Object. The authors conducted an evidence-based review of the literature to evaluate critically the rationale and indications for and the timing of decompressive surgery for the treatment of acute, nonpenetrating spinal cord injury (SCI).

Methods. The experimental and clinical literature concerning the role of, and the biological rationale for, surgical decompression for acute SCI was reviewed. Clinical studies of nonoperative management of SCI were also examined for comparative purposes. Evidence from clinical trials was categorized as Class I (well-conducted randomized prospective trials), Class II (well-designed comparative clinical studies), or Class III (retrospective studies).
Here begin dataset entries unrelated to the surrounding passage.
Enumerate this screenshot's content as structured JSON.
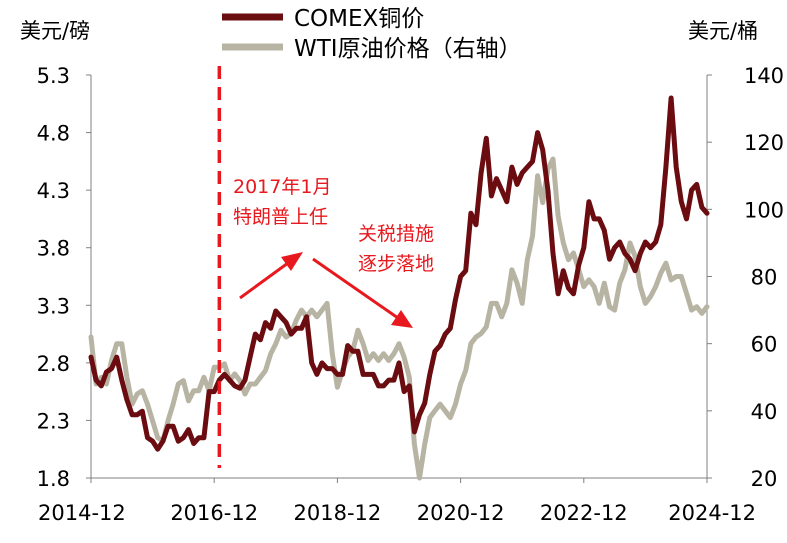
{
  "chart_data": {
    "type": "line",
    "left_unit": "美元/磅",
    "right_unit": "美元/桶",
    "x_ticks": [
      "2014-12",
      "2016-12",
      "2018-12",
      "2020-12",
      "2022-12",
      "2024-12"
    ],
    "y_left_ticks": [
      "5.3",
      "4.8",
      "4.3",
      "3.8",
      "3.3",
      "2.8",
      "2.3",
      "1.8"
    ],
    "y_right_ticks": [
      "140",
      "120",
      "100",
      "80",
      "60",
      "40",
      "20"
    ],
    "ylim_left": [
      1.8,
      5.3
    ],
    "ylim_right": [
      20,
      140
    ],
    "xlim": [
      "2014-12",
      "2024-12"
    ],
    "grid": false,
    "legend_position": "top-center",
    "series": [
      {
        "name": "COMEX铜价",
        "axis": "left",
        "color": "#6b0c10",
        "points": [
          [
            "2014-12",
            2.85
          ],
          [
            "2015-01",
            2.65
          ],
          [
            "2015-02",
            2.6
          ],
          [
            "2015-03",
            2.72
          ],
          [
            "2015-04",
            2.75
          ],
          [
            "2015-05",
            2.85
          ],
          [
            "2015-06",
            2.65
          ],
          [
            "2015-07",
            2.48
          ],
          [
            "2015-08",
            2.35
          ],
          [
            "2015-09",
            2.35
          ],
          [
            "2015-10",
            2.38
          ],
          [
            "2015-11",
            2.15
          ],
          [
            "2015-12",
            2.12
          ],
          [
            "2016-01",
            2.05
          ],
          [
            "2016-02",
            2.12
          ],
          [
            "2016-03",
            2.25
          ],
          [
            "2016-04",
            2.25
          ],
          [
            "2016-05",
            2.12
          ],
          [
            "2016-06",
            2.15
          ],
          [
            "2016-07",
            2.22
          ],
          [
            "2016-08",
            2.1
          ],
          [
            "2016-09",
            2.15
          ],
          [
            "2016-10",
            2.15
          ],
          [
            "2016-11",
            2.55
          ],
          [
            "2016-12",
            2.55
          ],
          [
            "2017-01",
            2.65
          ],
          [
            "2017-02",
            2.7
          ],
          [
            "2017-03",
            2.65
          ],
          [
            "2017-04",
            2.6
          ],
          [
            "2017-05",
            2.58
          ],
          [
            "2017-06",
            2.65
          ],
          [
            "2017-07",
            2.85
          ],
          [
            "2017-08",
            3.05
          ],
          [
            "2017-09",
            3.0
          ],
          [
            "2017-10",
            3.15
          ],
          [
            "2017-11",
            3.1
          ],
          [
            "2017-12",
            3.25
          ],
          [
            "2018-01",
            3.2
          ],
          [
            "2018-02",
            3.15
          ],
          [
            "2018-03",
            3.05
          ],
          [
            "2018-04",
            3.1
          ],
          [
            "2018-05",
            3.1
          ],
          [
            "2018-06",
            3.2
          ],
          [
            "2018-07",
            2.8
          ],
          [
            "2018-08",
            2.7
          ],
          [
            "2018-09",
            2.8
          ],
          [
            "2018-10",
            2.75
          ],
          [
            "2018-11",
            2.75
          ],
          [
            "2018-12",
            2.7
          ],
          [
            "2019-01",
            2.7
          ],
          [
            "2019-02",
            2.95
          ],
          [
            "2019-03",
            2.9
          ],
          [
            "2019-04",
            2.9
          ],
          [
            "2019-05",
            2.7
          ],
          [
            "2019-06",
            2.7
          ],
          [
            "2019-07",
            2.7
          ],
          [
            "2019-08",
            2.6
          ],
          [
            "2019-09",
            2.6
          ],
          [
            "2019-10",
            2.65
          ],
          [
            "2019-11",
            2.65
          ],
          [
            "2019-12",
            2.8
          ],
          [
            "2020-01",
            2.55
          ],
          [
            "2020-02",
            2.6
          ],
          [
            "2020-03",
            2.2
          ],
          [
            "2020-04",
            2.35
          ],
          [
            "2020-05",
            2.45
          ],
          [
            "2020-06",
            2.7
          ],
          [
            "2020-07",
            2.9
          ],
          [
            "2020-08",
            2.95
          ],
          [
            "2020-09",
            3.05
          ],
          [
            "2020-10",
            3.1
          ],
          [
            "2020-11",
            3.35
          ],
          [
            "2020-12",
            3.55
          ],
          [
            "2021-01",
            3.6
          ],
          [
            "2021-02",
            4.1
          ],
          [
            "2021-03",
            4.0
          ],
          [
            "2021-04",
            4.45
          ],
          [
            "2021-05",
            4.75
          ],
          [
            "2021-06",
            4.25
          ],
          [
            "2021-07",
            4.4
          ],
          [
            "2021-08",
            4.3
          ],
          [
            "2021-09",
            4.2
          ],
          [
            "2021-10",
            4.5
          ],
          [
            "2021-11",
            4.35
          ],
          [
            "2021-12",
            4.45
          ],
          [
            "2022-01",
            4.5
          ],
          [
            "2022-02",
            4.55
          ],
          [
            "2022-03",
            4.8
          ],
          [
            "2022-04",
            4.65
          ],
          [
            "2022-05",
            4.3
          ],
          [
            "2022-06",
            3.75
          ],
          [
            "2022-07",
            3.4
          ],
          [
            "2022-08",
            3.6
          ],
          [
            "2022-09",
            3.45
          ],
          [
            "2022-10",
            3.4
          ],
          [
            "2022-11",
            3.65
          ],
          [
            "2022-12",
            3.8
          ],
          [
            "2023-01",
            4.2
          ],
          [
            "2023-02",
            4.05
          ],
          [
            "2023-03",
            4.05
          ],
          [
            "2023-04",
            3.95
          ],
          [
            "2023-05",
            3.7
          ],
          [
            "2023-06",
            3.8
          ],
          [
            "2023-07",
            3.85
          ],
          [
            "2023-08",
            3.75
          ],
          [
            "2023-09",
            3.7
          ],
          [
            "2023-10",
            3.6
          ],
          [
            "2023-11",
            3.75
          ],
          [
            "2023-12",
            3.85
          ],
          [
            "2024-01",
            3.8
          ],
          [
            "2024-02",
            3.85
          ],
          [
            "2024-03",
            4.0
          ],
          [
            "2024-04",
            4.5
          ],
          [
            "2024-05",
            5.1
          ],
          [
            "2024-06",
            4.5
          ],
          [
            "2024-07",
            4.2
          ],
          [
            "2024-08",
            4.05
          ],
          [
            "2024-09",
            4.3
          ],
          [
            "2024-10",
            4.35
          ],
          [
            "2024-11",
            4.15
          ],
          [
            "2024-12",
            4.1
          ]
        ]
      },
      {
        "name": "WTI原油价格（右轴）",
        "axis": "right",
        "color": "#b8b4a4",
        "points": [
          [
            "2014-12",
            62
          ],
          [
            "2015-01",
            48
          ],
          [
            "2015-02",
            50
          ],
          [
            "2015-03",
            48
          ],
          [
            "2015-04",
            55
          ],
          [
            "2015-05",
            60
          ],
          [
            "2015-06",
            60
          ],
          [
            "2015-07",
            50
          ],
          [
            "2015-08",
            42
          ],
          [
            "2015-09",
            45
          ],
          [
            "2015-10",
            46
          ],
          [
            "2015-11",
            42
          ],
          [
            "2015-12",
            37
          ],
          [
            "2016-01",
            32
          ],
          [
            "2016-02",
            31
          ],
          [
            "2016-03",
            37
          ],
          [
            "2016-04",
            42
          ],
          [
            "2016-05",
            48
          ],
          [
            "2016-06",
            49
          ],
          [
            "2016-07",
            43
          ],
          [
            "2016-08",
            46
          ],
          [
            "2016-09",
            46
          ],
          [
            "2016-10",
            50
          ],
          [
            "2016-11",
            46
          ],
          [
            "2016-12",
            53
          ],
          [
            "2017-01",
            53
          ],
          [
            "2017-02",
            54
          ],
          [
            "2017-03",
            49
          ],
          [
            "2017-04",
            51
          ],
          [
            "2017-05",
            49
          ],
          [
            "2017-06",
            45
          ],
          [
            "2017-07",
            48
          ],
          [
            "2017-08",
            48
          ],
          [
            "2017-09",
            50
          ],
          [
            "2017-10",
            52
          ],
          [
            "2017-11",
            57
          ],
          [
            "2017-12",
            60
          ],
          [
            "2018-01",
            64
          ],
          [
            "2018-02",
            62
          ],
          [
            "2018-03",
            63
          ],
          [
            "2018-04",
            67
          ],
          [
            "2018-05",
            70
          ],
          [
            "2018-06",
            68
          ],
          [
            "2018-07",
            70
          ],
          [
            "2018-08",
            68
          ],
          [
            "2018-09",
            70
          ],
          [
            "2018-10",
            72
          ],
          [
            "2018-11",
            57
          ],
          [
            "2018-12",
            47
          ],
          [
            "2019-01",
            52
          ],
          [
            "2019-02",
            56
          ],
          [
            "2019-03",
            58
          ],
          [
            "2019-04",
            64
          ],
          [
            "2019-05",
            60
          ],
          [
            "2019-06",
            55
          ],
          [
            "2019-07",
            57
          ],
          [
            "2019-08",
            55
          ],
          [
            "2019-09",
            57
          ],
          [
            "2019-10",
            55
          ],
          [
            "2019-11",
            57
          ],
          [
            "2019-12",
            60
          ],
          [
            "2020-01",
            56
          ],
          [
            "2020-02",
            50
          ],
          [
            "2020-03",
            30
          ],
          [
            "2020-04",
            20
          ],
          [
            "2020-05",
            30
          ],
          [
            "2020-06",
            38
          ],
          [
            "2020-07",
            40
          ],
          [
            "2020-08",
            42
          ],
          [
            "2020-09",
            40
          ],
          [
            "2020-10",
            38
          ],
          [
            "2020-11",
            42
          ],
          [
            "2020-12",
            48
          ],
          [
            "2021-01",
            52
          ],
          [
            "2021-02",
            60
          ],
          [
            "2021-03",
            62
          ],
          [
            "2021-04",
            63
          ],
          [
            "2021-05",
            65
          ],
          [
            "2021-06",
            72
          ],
          [
            "2021-07",
            72
          ],
          [
            "2021-08",
            68
          ],
          [
            "2021-09",
            72
          ],
          [
            "2021-10",
            82
          ],
          [
            "2021-11",
            78
          ],
          [
            "2021-12",
            72
          ],
          [
            "2022-01",
            85
          ],
          [
            "2022-02",
            92
          ],
          [
            "2022-03",
            110
          ],
          [
            "2022-04",
            102
          ],
          [
            "2022-05",
            112
          ],
          [
            "2022-06",
            115
          ],
          [
            "2022-07",
            98
          ],
          [
            "2022-08",
            90
          ],
          [
            "2022-09",
            85
          ],
          [
            "2022-10",
            87
          ],
          [
            "2022-11",
            82
          ],
          [
            "2022-12",
            77
          ],
          [
            "2023-01",
            79
          ],
          [
            "2023-02",
            77
          ],
          [
            "2023-03",
            72
          ],
          [
            "2023-04",
            78
          ],
          [
            "2023-05",
            71
          ],
          [
            "2023-06",
            70
          ],
          [
            "2023-07",
            78
          ],
          [
            "2023-08",
            82
          ],
          [
            "2023-09",
            90
          ],
          [
            "2023-10",
            86
          ],
          [
            "2023-11",
            77
          ],
          [
            "2023-12",
            72
          ],
          [
            "2024-01",
            74
          ],
          [
            "2024-02",
            77
          ],
          [
            "2024-03",
            81
          ],
          [
            "2024-04",
            84
          ],
          [
            "2024-05",
            79
          ],
          [
            "2024-06",
            80
          ],
          [
            "2024-07",
            80
          ],
          [
            "2024-08",
            75
          ],
          [
            "2024-09",
            70
          ],
          [
            "2024-10",
            71
          ],
          [
            "2024-11",
            69
          ],
          [
            "2024-12",
            71
          ]
        ]
      }
    ],
    "annotations": {
      "event_date": "2017-01",
      "event_label_line1": "2017年1月",
      "event_label_line2": "特朗普上任",
      "tariff_label_line1": "关税措施",
      "tariff_label_line2": "逐步落地"
    },
    "annotation_color": "#e8191e"
  }
}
Examination of studies in which animal models of SCI were used consistently demonstrated a beneficial effect of early decompressive surgery, although it is difficult to apply these data directly to the clinical setting. The clinical studies provided suggestive (Class III and limited Class II) evidence that decompressive procedures improve neurological recovery after SCI. However, no clear consensus can be inferred from the literature as to the optimum timing for decompressive surgery. Many authors have advocated delayed treatment to avoid medical complications, although good evidence from recent Class II trials indicates that early decompressive surgery can be performed safely without causing added morbidity or mortality.

Conclusions. There is biological evidence from experimental studies in animals that early decompressive surgery may improve neurological recovery after SCI, although the relevant interventional timing in humans remains unclear. To date, the role of surgical decompression in patients with SCI is only supported by Class III and limited Class II evidence. Accordingly, decompressive surgery for SCI can only be considered a practice option. Furthermore, analysis of the literature does not allow definite conclusions to be drawn regarding appropriate timing of intervention. Hence, there is a need to conduct well-designed experimental and clinical studies of the timing and neurological results of decompressive surgery for the treatment of acute SCI.